Dominique, yes, there's a homebrewer club in Paris. The next meeting is 1 Juin at Cave a bulles, 18h00. Andrea, what? Desperados? That's like saying, oh, you can get a great baguette at Aldi. That and Leffe Ruby are nothing more than chemical flavorants dumped into the same Leffe mass-market swill. Hoegaarden at least is a reasonable beer and a good go-to when they don't have anything good - which is pretty much most bars in Paris. The frog pubs, eh, they're alright for beer, but the service and food are the worst I've seen.
I have never developed a taste for fermented German bathwater. Regardless of where it is made.
We make quite good beer in England too but like French beer you have to look for it and the best breweries have closed. Supermarkets now sell over priced lager that is rather tasteless and far too fizzy. We have been criticised for drinking beer 'too warm' but this isn't usually a warm country and so cold beer isn't traditionally popular. It is difficult to discern the flavour of anything if it's ice cold. I like white wine chilled but not too cold; unless it's Italian wine - then the colder the better!
The Frog and Rosbif Pubs are found around France(6 or 7) and are Micro breweries making there own varieties of beer onsite.Stouts to ales....
Great info. good to know where to find the best beer in Paris. wondering if there are what are called Garage Beer Makers in Paris like there is in the US. particularly on the wet coast.People starting making beer in their home or garage and having parties with friends to share their trials and errors???
Actually, the best lager beer in the region (if not the world!) that I've come across is not even mentioned. Perhaps that's because it is only available in the Vexin français -- i.e., the north-western part of the Île de France -- and doesn't make it those 50 km to the east to Paris?
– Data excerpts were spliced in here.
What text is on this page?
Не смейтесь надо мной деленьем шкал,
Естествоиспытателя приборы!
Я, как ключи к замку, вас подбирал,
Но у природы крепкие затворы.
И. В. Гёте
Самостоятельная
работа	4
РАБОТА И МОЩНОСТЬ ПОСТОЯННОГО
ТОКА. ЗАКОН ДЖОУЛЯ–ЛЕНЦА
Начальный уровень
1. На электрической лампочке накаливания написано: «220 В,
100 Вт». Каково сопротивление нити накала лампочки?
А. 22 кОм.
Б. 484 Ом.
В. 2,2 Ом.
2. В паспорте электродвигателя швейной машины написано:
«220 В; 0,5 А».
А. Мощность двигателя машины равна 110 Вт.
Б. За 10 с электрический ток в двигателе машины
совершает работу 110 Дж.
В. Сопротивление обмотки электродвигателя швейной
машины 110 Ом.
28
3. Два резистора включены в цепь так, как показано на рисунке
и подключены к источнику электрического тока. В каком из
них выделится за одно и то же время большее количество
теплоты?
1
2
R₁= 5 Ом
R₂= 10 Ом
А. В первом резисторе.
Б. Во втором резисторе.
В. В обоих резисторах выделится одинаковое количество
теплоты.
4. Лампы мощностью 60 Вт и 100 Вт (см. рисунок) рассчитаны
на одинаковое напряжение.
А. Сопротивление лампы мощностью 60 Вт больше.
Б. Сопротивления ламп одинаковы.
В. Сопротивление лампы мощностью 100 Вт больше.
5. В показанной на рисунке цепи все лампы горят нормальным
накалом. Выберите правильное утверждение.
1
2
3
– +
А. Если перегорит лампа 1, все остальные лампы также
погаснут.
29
It's called, naturally, "Bière du Vexin". It, and its sister beers, have won countless medals at the Salon de l'Agriculture over the years: The only sure way to obtain it is to drive out to the brewery at Théméricourt, in the 95. Open Saturdays, Sundays and holidays (jours fériés) from 10h30 to 12h30 and 14h30 à 18h00.
My suggestions for commonly found beers in bars (beyond blah "Kro" or "16"): Desperados (with a hint of Tequila, it's considered a little girly), Leffe - decent blond beer, also comes with a fruity taste as Leffe Ruby; bitter white Hoogarden is also a decent alternative, and plenty of bars have little-known beers on tap, just ask what kind of "bière à la pression" is offered, you may be surprised!
Valuable piece of information right there!
Thank you for this post! I think you should keep an eye on the future parisian locavore bear, Gallia:)
Awesome finds! Been dying for a good beer that I don't have to go to Brussels for. Thank you and keep it up.